2.3 Time lag processing method To solve the time lag problem. We have adopted a fuzzy control based on the method of setting the reserved impulse, the basic algorithm is: the beginning of the material to open the frequency converter for high speed, vibration under the material sieve fast under the material, the material to a larger flow into the weighing hopper, when the weight value of the material in the weighing hopper is greater than the target output minus the slow reserved impulse, then open the frequency converter for the low-speed state, vibration under the material sieve slow under the material. Material with a smaller flow into the weighing hopper: when the weight of the material in the weighing hopper is greater than the target output minus the stopping of the reserved impulse. Then the frequency converter is turned off, the vibrating discharging screen stops discharging, and the overshoot of the discharging screen will make up for the difference between the current material weight and the target output: this control flow is shown in Figure 3. In this way. Fast and slow two-speed discharging and the method of setting the reserved impulse solves the problem of discharging overshoot caused by the time lag characteristic. The size of the reserved impulse can be set in the software interface according to the target weight and different material properties.

The actual debugging process we found that the vibrating screen high-speed open 50H2, low-speed open 20H2, then the high-speed target is set to the set value minus 10 times the reservation is more appropriate, the vibration speed is too low is under the material time-consuming, too high is too fast under the material is difficult to control.

3 results and discussion

Automatic dosage system actual operation for half a year a total of more than 10,000 actual material data, No. 3 and No. 6 weighing due to weighing each time the target yield is small, and the material is often lumpy, time lag characteristics of the material under the precision control caused by a greater impact on the weighing error is greater. The rest of the weighers have reached the automatic weighing accuracy of 2.0 level. If the increase of overshooting retention device will greatly improve the system's controllability and weighing accuracy, but this will also make the weighing body mechanical part of the heavy for complex.
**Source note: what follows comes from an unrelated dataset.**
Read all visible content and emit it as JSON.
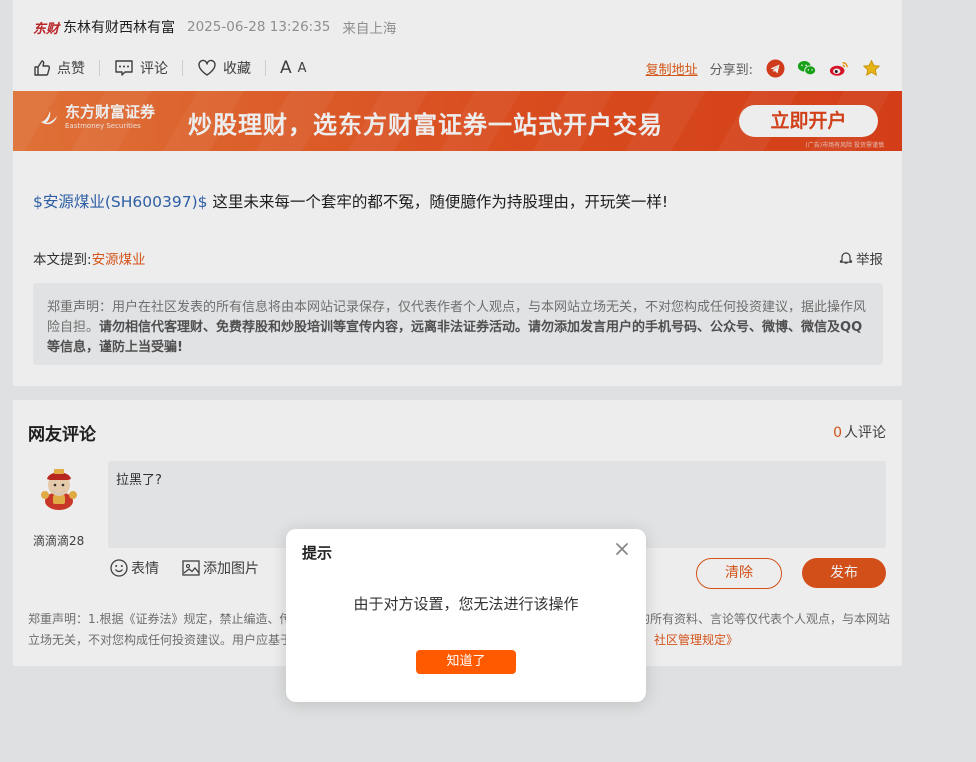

In addition, if the target yield changes or the material properties change when the system is in use, it is necessary to manually increase or decrease the reserved impulse value appropriately. In the actual use of the process we found that inexperienced operators of the value of the setup sometimes improper, resulting in large weighing errors. Therefore, we consider adding the adaptive control of reserved impulse algorithm on the basis of manual intervention of reserved impulse to reduce the dependence of the appropriateness of the reserved impulse setting on the operator's experience.